Though a 12 string sounds similar to a chorus effect, a 6 string into a chorus pedal will not sound like a 12 string.


----------



## Explorer (Dec 26, 2011)

Although you've already gotten the main answer ("Yes!"), let me expand just a bit.

A 12-string has six double-strung courses (a course is a set of string tuned to the same note). Two of those courses, the high E4 and high B3, have the strings tuned to the same octave. The lower four courses have the second string tuned to an octave above the normal guitar note. So, you get the chorusing on the top two courses, and chorusing and octaving on the bottom four courses. 

Going further, the middle two courses have strings (G4 and D4) which are higher than the note pair at the top (B3 and E4), so there is overlap in the pitches and more chorusing.

The same is true with the lowest two courses, with octave strings which are higher (E3 and A3) than the next pair's lower string pitches (D3 and G3). So, even more chorusing. 

All of this leads to a jangle which can't be gotten out of a pedal. Some try by using chorusing and some octaving, but the interaction is too complicated to simulate. 

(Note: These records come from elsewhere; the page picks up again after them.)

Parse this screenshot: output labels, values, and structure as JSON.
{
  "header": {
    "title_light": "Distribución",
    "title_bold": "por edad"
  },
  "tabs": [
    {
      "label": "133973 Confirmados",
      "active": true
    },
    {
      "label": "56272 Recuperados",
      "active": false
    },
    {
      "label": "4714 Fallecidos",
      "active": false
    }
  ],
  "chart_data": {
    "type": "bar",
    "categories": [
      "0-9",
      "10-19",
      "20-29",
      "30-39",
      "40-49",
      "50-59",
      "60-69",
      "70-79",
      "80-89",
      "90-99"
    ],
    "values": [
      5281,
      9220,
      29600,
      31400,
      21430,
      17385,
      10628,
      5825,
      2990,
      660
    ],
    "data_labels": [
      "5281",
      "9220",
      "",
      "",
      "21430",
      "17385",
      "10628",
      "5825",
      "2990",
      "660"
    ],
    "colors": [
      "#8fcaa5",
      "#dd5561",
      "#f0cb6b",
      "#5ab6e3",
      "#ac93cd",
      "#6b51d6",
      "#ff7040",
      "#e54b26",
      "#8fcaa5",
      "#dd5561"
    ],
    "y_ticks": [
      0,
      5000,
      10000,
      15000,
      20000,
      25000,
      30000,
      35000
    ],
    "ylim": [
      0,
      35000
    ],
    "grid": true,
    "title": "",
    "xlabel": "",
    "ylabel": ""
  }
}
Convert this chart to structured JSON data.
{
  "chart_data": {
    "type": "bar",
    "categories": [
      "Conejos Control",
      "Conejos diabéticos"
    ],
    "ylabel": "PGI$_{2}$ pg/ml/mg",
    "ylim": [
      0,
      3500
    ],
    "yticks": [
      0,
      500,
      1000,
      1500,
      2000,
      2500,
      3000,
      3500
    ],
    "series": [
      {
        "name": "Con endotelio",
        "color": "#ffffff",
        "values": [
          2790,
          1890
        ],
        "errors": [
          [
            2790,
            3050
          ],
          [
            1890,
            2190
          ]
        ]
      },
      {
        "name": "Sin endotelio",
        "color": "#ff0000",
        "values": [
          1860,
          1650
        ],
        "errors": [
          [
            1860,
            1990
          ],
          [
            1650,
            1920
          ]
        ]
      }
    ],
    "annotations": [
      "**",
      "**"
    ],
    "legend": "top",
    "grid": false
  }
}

I do love 12-string. I own a Rainsong, two Hohner Eclipse models, and a Jay Turser JT-Hawk (which does the Rickenbacher sound surprisingly well, leading to me buying it instantly upon trying it used in a music store). 

If you're looking for the sound, only one thing will get you there. You might not use it all the time, but it's the only thing which can get that unique tone.


----------



## vampiregenocide (Dec 26, 2011)

They both have very different sounds. Octave/chorus pedals can get a cool sounds similar to what Cky do, but it lacks that 'jangle' as Explorer put it which ultimately makes me prefer my electric 12 string.


----------



## Ninjahat (Dec 27, 2011)

Cheers Guys! I just had an idea to incorperate some 12 string acoustic into My music, and wondered if I should just go Chorus all the way, or 12 string in Recording environment, and Chorus live! Thanks Guys!


----------



## Explorer (Dec 27, 2011)

Not to say that you should be "that guy" with a thousand different guitars on stage, but a 12-string can really make things move.

Here are some songs which I love playing live. 






Some songs which didn't originate on 12-string are awesome when played on one. I've played Sammy Hagar on 12, and Judas Priest's "Another Thing Coming" sounds massive when you're holding that pedal tone tone and risng in the chords. 

I love my 8-strings, but my 12-string can sound delicate, mystical, or as unstoppable as a goddamn freight train. It's the most inspiring instrument I own.

----

Anyway, I'd suggest considering playing one live. People love it.


----------



## Deathbringer769 (Dec 27, 2011)

There's no comparison, owning a 12 string acoustic myself. A chorus pedal can add some depth or some sparkle to a guitar, but it is nothing like a 12 string. Don't know where you got the idea that a chorus pedal is meant to simulate the sound of a 12 string..

So if you had the idea to incorporate some 12 string into your music, you're going to have to get your hands on one


----------